From the frying pan into the fire? When HIPAA and reputation collide
One of the values I find in reading a lot online is that I’ll read something that makes me realize a gap in my own understanding of HIPAA or other issues. In this case, some forum comments and posts made by a doctor raised questions in my mind about whether HIPAA-covered entities fall afoul of HIPAA by responding to negative comments a patient made about them in public forums.
Can doctors defend their reputation in public spaces of the Internet if they are accused of lousy treatment by a named patient, and if so, how much can they say in the process of trying to defend their reputation without violating HIPAA? Or are they violating HIPAA if they respond at all if the patient has not given explicit consent for them to discuss their care or case?
Recognizing that I’m wandering in as a spectator to the dispute that inspired this blog entry and have not contacted any of the parties involved, here’s what it looks like from behind the relative calm of my coffee mug:
1. A patient was seemingly unhappy with the results of a surgical procedure. The doctor seems to have made a second attempt, also with less than optimal results. Both parties agree on that. From there, the stories diverge.
2. The patient said he asked for half of what he had paid to be refunded. When the doctor refused, he left critical reviews/complaints about him on consumer sites. He also registered a [name]sucks.com domain.
The doctor responded to a number of the patient’s posts. In one, he indicated that the patient had suffered from a “rare complication.” It is not clear to me who first mentioned “rare complication.”
3. The doctor claims the patient tried to extort him and has harmed his business by his public comments. He has repeated that allegation in a few forums and even started his own threads about the patient’s business on some consumer gripe sites.
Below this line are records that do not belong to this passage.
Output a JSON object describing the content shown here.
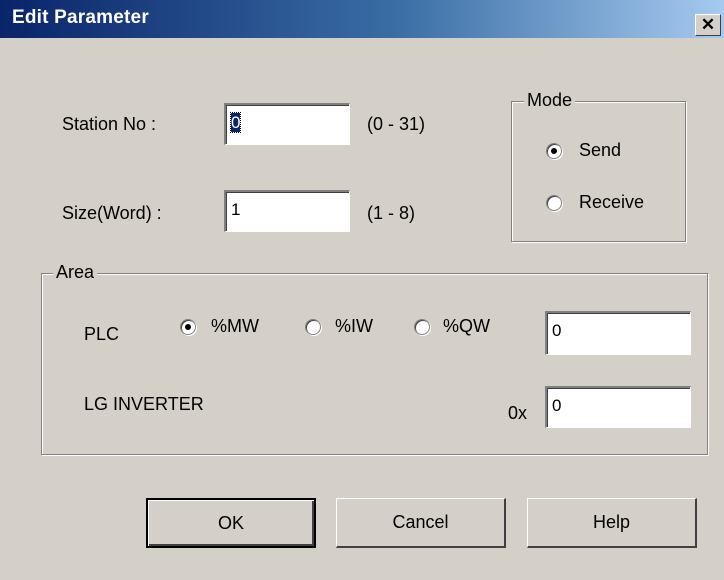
{
  "window": {
    "title": "Edit Parameter",
    "close_glyph": "✕"
  },
  "station": {
    "label": "Station No :",
    "value": "0",
    "range": "(0 - 31)"
  },
  "size": {
    "label": "Size(Word) :",
    "value": "1",
    "range": "(1 - 8)"
  },
  "mode": {
    "title": "Mode",
    "options": [
      {
        "label": "Send",
        "selected": true
      },
      {
        "label": "Receive",
        "selected": false
      }
    ]
  },
  "area": {
    "title": "Area",
    "plc_label": "PLC",
    "plc_options": [
      {
        "label": "%MW",
        "selected": true
      },
      {
        "label": "%IW",
        "selected": false
      },
      {
        "label": "%QW",
        "selected": false
      }
    ],
    "plc_value": "0",
    "inverter_label": "LG INVERTER",
    "hex_prefix": "0x",
    "inverter_value": "0"
  },
  "buttons": {
    "ok": "OK",
    "cancel": "Cancel",
    "help": "Help"
  }
}
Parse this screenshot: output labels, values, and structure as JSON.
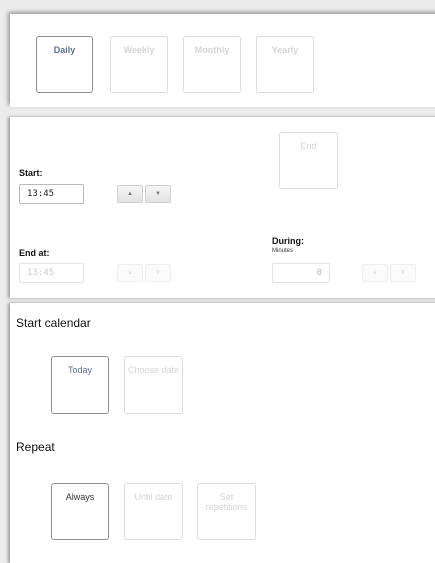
{
  "frequency": {
    "tabs": [
      {
        "label": "Daily"
      },
      {
        "label": "Weekly"
      },
      {
        "label": "Monthly"
      },
      {
        "label": "Yearly"
      }
    ],
    "selected": "Daily"
  },
  "schedule": {
    "end_label": "End",
    "start": {
      "label": "Start:",
      "value": "13:45"
    },
    "end_at": {
      "label": "End at:",
      "value": "13:45"
    },
    "during": {
      "label": "During:",
      "unit": "Minutes",
      "value": "0"
    },
    "spin_up": "▲",
    "spin_down": "▼"
  },
  "start_calendar": {
    "heading": "Start calendar",
    "options": [
      {
        "label": "Today"
      },
      {
        "label": "Choose date"
      }
    ],
    "selected": "Today"
  },
  "repeat": {
    "heading": "Repeat",
    "options": [
      {
        "label": "Always"
      },
      {
        "label": "Until date"
      },
      {
        "label": "Set repetitions"
      }
    ],
    "selected": "Always"
  }
}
Seeing a doctor file a consumer complaint about a patient’s business is disturbing. That there’s no indication he ever dealt with the business where the patient is employed is disturbing. That in some of the posts he not only warns the employer about the patient but characterizes the patient as “unstable” is especially disturbing.
I do not know if the doctor consulted with his attorney about the wisdom of posting about his patient or responding to him online, but certainly I do not view his conduct as prudent. But what would HIPAA say, if anything?
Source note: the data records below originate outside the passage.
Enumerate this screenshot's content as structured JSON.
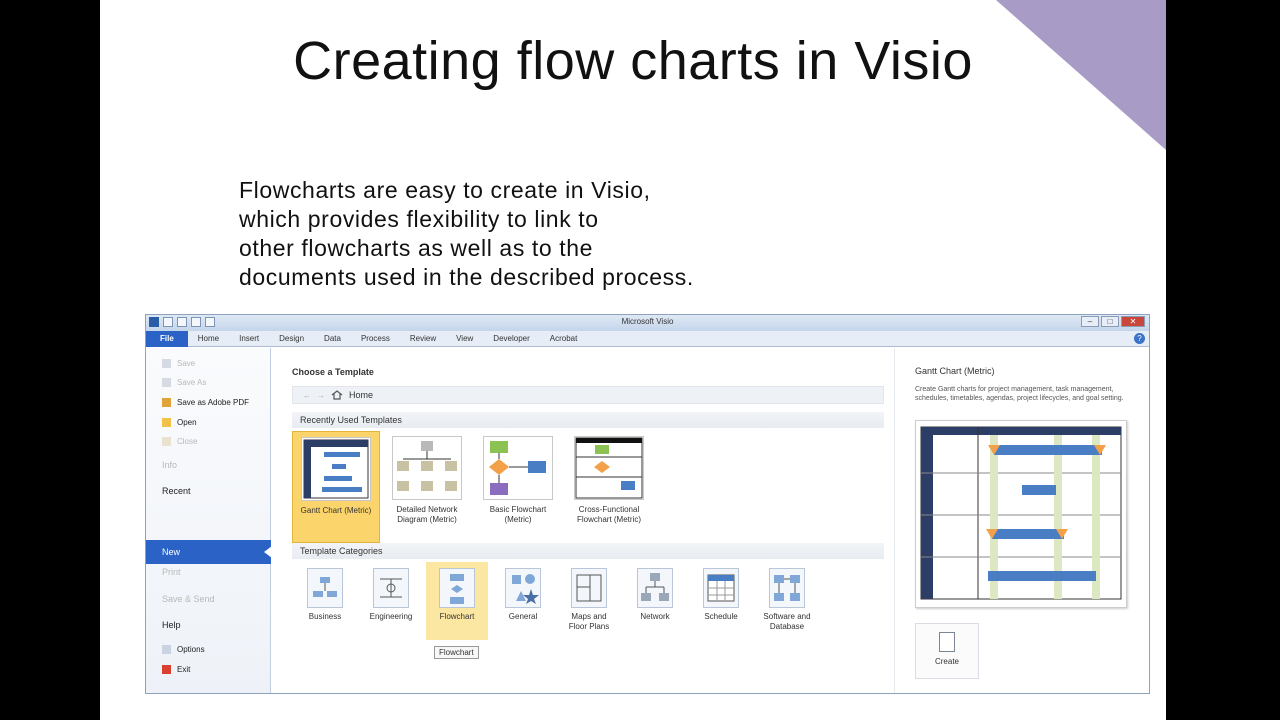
{
  "slide": {
    "title": "Creating flow charts in Visio",
    "body_lines": [
      "Flowcharts are easy to create in Visio,",
      "which provides flexibility to link to",
      "other flowcharts as well as to the",
      "documents used in the described process."
    ],
    "corner_color": "#a89bc6"
  },
  "app": {
    "title": "Microsoft Visio",
    "window_controls": [
      "–",
      "□",
      "✕"
    ],
    "ribbon": {
      "file": "File",
      "tabs": [
        "Home",
        "Insert",
        "Design",
        "Data",
        "Process",
        "Review",
        "View",
        "Developer",
        "Acrobat"
      ],
      "help": "?"
    }
  },
  "backstage": {
    "items": {
      "save": "Save",
      "save_as": "Save As",
      "save_pdf": "Save as Adobe PDF",
      "open": "Open",
      "close": "Close",
      "info": "Info",
      "recent": "Recent",
      "new": "New",
      "print": "Print",
      "save_send": "Save & Send",
      "help": "Help",
      "options": "Options",
      "exit": "Exit"
    }
  },
  "center": {
    "heading": "Choose a Template",
    "nav": {
      "back": "←",
      "forward": "→",
      "home": "Home"
    },
    "recent_header": "Recently Used Templates",
    "recent_templates": [
      {
        "label_1": "Gantt Chart (Metric)",
        "label_2": "",
        "selected": true
      },
      {
        "label_1": "Detailed Network",
        "label_2": "Diagram (Metric)",
        "selected": false
      },
      {
        "label_1": "Basic Flowchart",
        "label_2": "(Metric)",
        "selected": false
      },
      {
        "label_1": "Cross-Functional",
        "label_2": "Flowchart (Metric)",
        "selected": false
      }
    ],
    "categories_header": "Template Categories",
    "categories": [
      {
        "label_1": "Business",
        "label_2": ""
      },
      {
        "label_1": "Engineering",
        "label_2": ""
      },
      {
        "label_1": "Flowchart",
        "label_2": ""
      },
      {
        "label_1": "General",
        "label_2": ""
      },
      {
        "label_1": "Maps and",
        "label_2": "Floor Plans"
      },
      {
        "label_1": "Network",
        "label_2": ""
      },
      {
        "label_1": "Schedule",
        "label_2": ""
      },
      {
        "label_1": "Software and",
        "label_2": "Database"
      }
    ],
    "tooltip": "Flowchart"
  },
  "preview_pane": {
    "title": "Gantt Chart (Metric)",
    "description": "Create Gantt charts for project management, task management, schedules, timetables, agendas, project lifecycles, and goal setting.",
    "create_label": "Create"
  },
  "colors": {
    "accent": "#2a62c6",
    "selection": "#fbd56b"
  }
}
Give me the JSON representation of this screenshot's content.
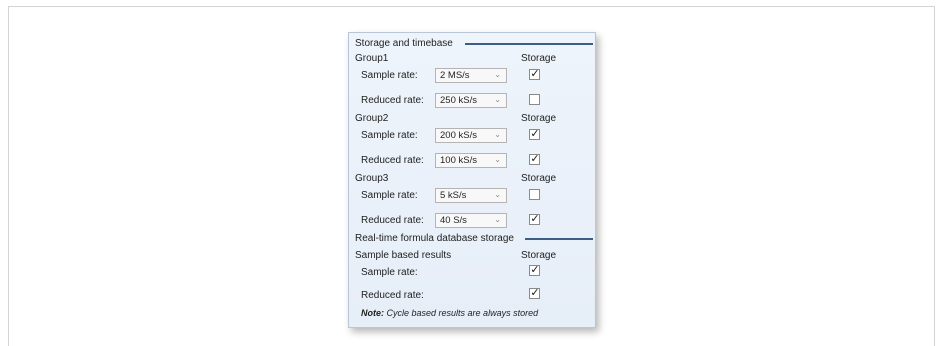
{
  "storage_timebase": {
    "title": "Storage and timebase",
    "groups": [
      {
        "name": "Group1",
        "storage_label": "Storage",
        "sample_label": "Sample rate:",
        "sample_value": "2 MS/s",
        "sample_checked": true,
        "reduced_label": "Reduced rate:",
        "reduced_value": "250 kS/s",
        "reduced_checked": false
      },
      {
        "name": "Group2",
        "storage_label": "Storage",
        "sample_label": "Sample rate:",
        "sample_value": "200 kS/s",
        "sample_checked": true,
        "reduced_label": "Reduced rate:",
        "reduced_value": "100 kS/s",
        "reduced_checked": true
      },
      {
        "name": "Group3",
        "storage_label": "Storage",
        "sample_label": "Sample rate:",
        "sample_value": "5 kS/s",
        "sample_checked": false,
        "reduced_label": "Reduced rate:",
        "reduced_value": "40 S/s",
        "reduced_checked": true
      }
    ]
  },
  "realtime": {
    "title": "Real-time formula database storage",
    "subtitle": "Sample based results",
    "storage_label": "Storage",
    "sample_label": "Sample rate:",
    "sample_checked": true,
    "reduced_label": "Reduced rate:",
    "reduced_checked": true,
    "note_prefix": "Note:",
    "note_text": "Cycle based results are always stored"
  },
  "icons": {
    "check": "checkmark-icon",
    "dropdown": "chevron-down-icon"
  }
}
Doctors can generally reveal confidential patient information to defend themselves in actions involving a professional disciplinary board if a patient files a complaint about them. They can also disclose financial information if necessary to obtain payment (e.g., as in referring an account to collection), but to discuss quality of care in a public forum, even if the patient disclosed the relationship or complained about you? Or to reveal your patient’s occupation and workplace and accuse your patient of attempted extortion? Defamation issues aside, what does HIPAA require of us?
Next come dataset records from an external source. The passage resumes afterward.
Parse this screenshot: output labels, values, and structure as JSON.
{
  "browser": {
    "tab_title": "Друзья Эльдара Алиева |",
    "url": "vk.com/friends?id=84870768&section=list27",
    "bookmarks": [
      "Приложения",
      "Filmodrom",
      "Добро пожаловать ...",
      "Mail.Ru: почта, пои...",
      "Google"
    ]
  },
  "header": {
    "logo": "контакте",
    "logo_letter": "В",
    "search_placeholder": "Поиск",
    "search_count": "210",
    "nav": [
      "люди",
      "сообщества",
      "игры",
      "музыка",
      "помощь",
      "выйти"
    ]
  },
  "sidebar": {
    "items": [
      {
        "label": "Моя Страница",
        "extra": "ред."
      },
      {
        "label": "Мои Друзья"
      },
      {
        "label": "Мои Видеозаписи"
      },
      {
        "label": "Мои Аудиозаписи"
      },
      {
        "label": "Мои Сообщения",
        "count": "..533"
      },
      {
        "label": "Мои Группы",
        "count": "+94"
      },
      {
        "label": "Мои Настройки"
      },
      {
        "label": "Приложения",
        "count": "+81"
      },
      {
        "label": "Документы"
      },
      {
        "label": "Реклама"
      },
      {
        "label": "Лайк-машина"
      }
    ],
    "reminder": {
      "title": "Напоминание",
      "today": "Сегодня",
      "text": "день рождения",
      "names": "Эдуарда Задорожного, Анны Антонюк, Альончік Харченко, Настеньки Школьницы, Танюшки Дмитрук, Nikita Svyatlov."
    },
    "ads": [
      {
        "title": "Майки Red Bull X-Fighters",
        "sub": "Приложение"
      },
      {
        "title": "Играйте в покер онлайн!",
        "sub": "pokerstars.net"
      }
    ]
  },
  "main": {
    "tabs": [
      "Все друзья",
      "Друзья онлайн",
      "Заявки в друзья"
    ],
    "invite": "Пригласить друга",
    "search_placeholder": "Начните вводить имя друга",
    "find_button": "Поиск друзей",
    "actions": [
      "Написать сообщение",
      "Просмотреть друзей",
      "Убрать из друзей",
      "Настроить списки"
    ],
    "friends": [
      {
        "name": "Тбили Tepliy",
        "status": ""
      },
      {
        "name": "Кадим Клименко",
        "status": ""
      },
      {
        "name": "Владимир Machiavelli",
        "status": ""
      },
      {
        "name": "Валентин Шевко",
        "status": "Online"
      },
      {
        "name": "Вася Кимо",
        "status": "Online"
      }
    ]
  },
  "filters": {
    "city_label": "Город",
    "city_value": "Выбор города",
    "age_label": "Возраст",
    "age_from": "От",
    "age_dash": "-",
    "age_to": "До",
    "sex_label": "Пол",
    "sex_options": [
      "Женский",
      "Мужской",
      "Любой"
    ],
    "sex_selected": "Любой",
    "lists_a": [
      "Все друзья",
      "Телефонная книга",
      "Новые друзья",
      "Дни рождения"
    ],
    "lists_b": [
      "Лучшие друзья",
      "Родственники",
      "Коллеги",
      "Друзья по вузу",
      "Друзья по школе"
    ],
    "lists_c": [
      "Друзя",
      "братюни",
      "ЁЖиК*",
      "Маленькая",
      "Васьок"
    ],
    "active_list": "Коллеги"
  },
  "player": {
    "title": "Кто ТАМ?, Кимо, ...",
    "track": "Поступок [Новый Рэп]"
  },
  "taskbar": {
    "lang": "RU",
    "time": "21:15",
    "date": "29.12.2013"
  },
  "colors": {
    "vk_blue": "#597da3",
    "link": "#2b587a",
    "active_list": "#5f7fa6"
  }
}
I certainly understand the professional and personal desire to defend or repair one’s reputation, but reading the posts gave me that “yucky” feeling that the conduct was not appropriate. Maybe there is a HIPAA exemption that makes such public statements permissible and I just haven’t found it or recognized it, or maybe there isn’t any such exemption and some think there should be, but I don’t see where HIPAA permits us to say publicly what this doctor said. Certainly, even if the doctor has not violated HIPAA, I have strong reservations about this type of approach and think it probably does more reputational harm than good, but for now, I’m just focused on the HIPAA aspects.
HIPAA lawyers: have I misunderstood the law? If so, please educate me. Thankfully, I’ve never been in this situation, but if I ever am, I’d like to know what HIPAA really permits or bars.